Investors borrow less for new apartments in October

Hanging on: New lending figures show investors are borrowing less to build new apartments.
Hanging on: New lending figures show investors are borrowing less to build new apartments. Robert Shakespeare

Housing loans to investors picked up to $12.5 billion in October, the highest level in over a year, Australian Bureau of Statistics figures on Friday showed.

The 0.7 per cent increase from September held up overall borrowing numbers even as new owner occupier loans ticked lower, limiting total new home loans to a 0.2 per cent decline to $32.2 billion, seasonally adjusted. Analysts surveyed by Bloomberg were expecting a 1 per cent fall. 

Owner-occupier loans dipped 0.8 per cent, however excluding the refinancing of existing loans, lending to owner occupiers rose 0.5 per cent.

Total lending fell in NSW (-2.3 per cent), SA (-1.9 per cent ), WA (-0.2 per cent) and NT (-6.3 per cent). It was flat in Victoria but rose 1.7 per cent in Queensland, 3 per cent in Tasmania and 6.1 per cent in ACT.

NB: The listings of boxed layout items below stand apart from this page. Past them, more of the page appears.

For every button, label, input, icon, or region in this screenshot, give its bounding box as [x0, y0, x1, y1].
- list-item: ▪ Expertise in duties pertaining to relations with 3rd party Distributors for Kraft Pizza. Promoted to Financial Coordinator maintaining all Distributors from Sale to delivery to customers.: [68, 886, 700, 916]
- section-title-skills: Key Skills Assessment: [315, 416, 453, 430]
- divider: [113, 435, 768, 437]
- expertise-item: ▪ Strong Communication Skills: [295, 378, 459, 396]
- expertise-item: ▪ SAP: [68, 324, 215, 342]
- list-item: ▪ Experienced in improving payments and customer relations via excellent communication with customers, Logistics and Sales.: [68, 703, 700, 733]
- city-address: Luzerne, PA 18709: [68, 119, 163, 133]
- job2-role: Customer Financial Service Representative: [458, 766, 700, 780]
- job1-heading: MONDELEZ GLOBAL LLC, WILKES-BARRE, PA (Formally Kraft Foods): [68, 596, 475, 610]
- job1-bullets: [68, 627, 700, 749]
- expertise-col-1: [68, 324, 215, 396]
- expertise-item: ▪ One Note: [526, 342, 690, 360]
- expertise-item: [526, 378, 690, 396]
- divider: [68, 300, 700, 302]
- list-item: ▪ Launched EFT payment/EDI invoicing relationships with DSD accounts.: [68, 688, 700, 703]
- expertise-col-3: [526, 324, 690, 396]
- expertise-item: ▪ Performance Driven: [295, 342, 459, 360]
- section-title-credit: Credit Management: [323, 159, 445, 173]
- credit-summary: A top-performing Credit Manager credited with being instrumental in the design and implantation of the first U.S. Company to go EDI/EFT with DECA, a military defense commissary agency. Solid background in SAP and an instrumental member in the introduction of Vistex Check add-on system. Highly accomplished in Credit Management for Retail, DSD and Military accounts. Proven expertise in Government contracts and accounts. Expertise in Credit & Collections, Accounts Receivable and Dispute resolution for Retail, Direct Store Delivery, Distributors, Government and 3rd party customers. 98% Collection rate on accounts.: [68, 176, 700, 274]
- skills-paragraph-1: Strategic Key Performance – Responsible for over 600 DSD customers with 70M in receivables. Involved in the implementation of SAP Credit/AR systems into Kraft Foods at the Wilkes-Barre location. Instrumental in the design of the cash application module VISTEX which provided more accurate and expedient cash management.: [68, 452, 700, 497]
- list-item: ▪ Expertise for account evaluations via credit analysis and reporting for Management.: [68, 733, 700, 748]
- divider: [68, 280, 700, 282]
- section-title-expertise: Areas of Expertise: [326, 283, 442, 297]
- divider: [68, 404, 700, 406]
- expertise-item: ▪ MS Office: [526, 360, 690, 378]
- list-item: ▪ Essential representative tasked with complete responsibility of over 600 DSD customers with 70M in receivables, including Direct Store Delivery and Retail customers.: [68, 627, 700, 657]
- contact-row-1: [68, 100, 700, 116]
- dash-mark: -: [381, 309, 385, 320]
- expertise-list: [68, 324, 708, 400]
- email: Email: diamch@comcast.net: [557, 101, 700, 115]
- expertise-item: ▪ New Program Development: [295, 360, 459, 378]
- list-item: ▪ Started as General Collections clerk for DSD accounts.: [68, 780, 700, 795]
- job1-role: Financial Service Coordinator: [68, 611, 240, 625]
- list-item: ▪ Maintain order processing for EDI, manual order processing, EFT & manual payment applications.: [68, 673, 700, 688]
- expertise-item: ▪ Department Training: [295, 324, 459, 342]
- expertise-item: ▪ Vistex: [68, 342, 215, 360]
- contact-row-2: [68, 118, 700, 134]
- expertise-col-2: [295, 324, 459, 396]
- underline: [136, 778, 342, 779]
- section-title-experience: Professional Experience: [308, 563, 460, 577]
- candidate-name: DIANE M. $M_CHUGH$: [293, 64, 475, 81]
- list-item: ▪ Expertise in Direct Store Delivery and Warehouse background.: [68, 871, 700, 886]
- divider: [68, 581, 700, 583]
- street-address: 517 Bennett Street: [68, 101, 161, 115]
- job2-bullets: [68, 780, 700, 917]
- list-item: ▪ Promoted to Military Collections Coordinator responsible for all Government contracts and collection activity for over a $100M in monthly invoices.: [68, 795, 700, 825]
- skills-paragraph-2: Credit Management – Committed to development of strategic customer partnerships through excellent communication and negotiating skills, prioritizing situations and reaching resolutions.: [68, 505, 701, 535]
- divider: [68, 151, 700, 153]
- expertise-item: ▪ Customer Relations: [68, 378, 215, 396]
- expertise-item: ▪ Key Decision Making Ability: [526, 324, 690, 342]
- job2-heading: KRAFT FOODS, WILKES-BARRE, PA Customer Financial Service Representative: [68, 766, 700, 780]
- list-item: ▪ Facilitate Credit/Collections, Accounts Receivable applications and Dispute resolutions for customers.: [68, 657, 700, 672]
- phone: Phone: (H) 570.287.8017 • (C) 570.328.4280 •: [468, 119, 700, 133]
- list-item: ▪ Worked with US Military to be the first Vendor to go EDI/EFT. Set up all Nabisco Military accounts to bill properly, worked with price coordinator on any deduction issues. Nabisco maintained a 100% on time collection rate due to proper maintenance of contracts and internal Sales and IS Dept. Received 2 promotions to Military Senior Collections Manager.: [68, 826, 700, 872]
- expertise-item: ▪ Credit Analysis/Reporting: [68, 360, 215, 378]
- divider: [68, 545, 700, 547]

The figures, which also showed the average home loan across Australia to be $373,000 in October, down 1.7 per cent on a year ago, painted a sedate picture, CommSec chief economist Craig James said. 

"The home finance market is not a driver of interest rates at present," Mr James said. "The Reserve Bank won't be lifting or cutting rates on the lending trends. But with borrowers now looking more carefully at the market, competition across lenders looks likely to heat up."

While overall investor lending was up for the month, the figures revealed the sharp decline in loans for the construction of new investor dwellings - principally apartments. 

The monthly total $834.4 million was a 20 per cent decline on the $1.04 billion figure of October last year. 

"Finance approvals for the construction and purchase of new dwellings decreased by 5 per cent in [October], marking the second consecutive month of declines," RBC Capital Markets analyst Andrew Scott said. 

The figures come as little surprise following separate figures last month showing that planning approvals of new apartments fell to a two-year low in October. A September report said developers were 'slashing' prices of apartments in response to a growing oversupply. 

On a rolling 12-monthly basis, total investor loans stood at $138.9 billion, 12.7 per cent below the $159 billion of October last year. 

Over the 12 months to October, total mortgage lending stood at $350.7 billion, just below the $352.3 billion at the same month a year earlier. This was the first time since December 2011 - almost five years ago - that the 12-monthly total fell, year on year.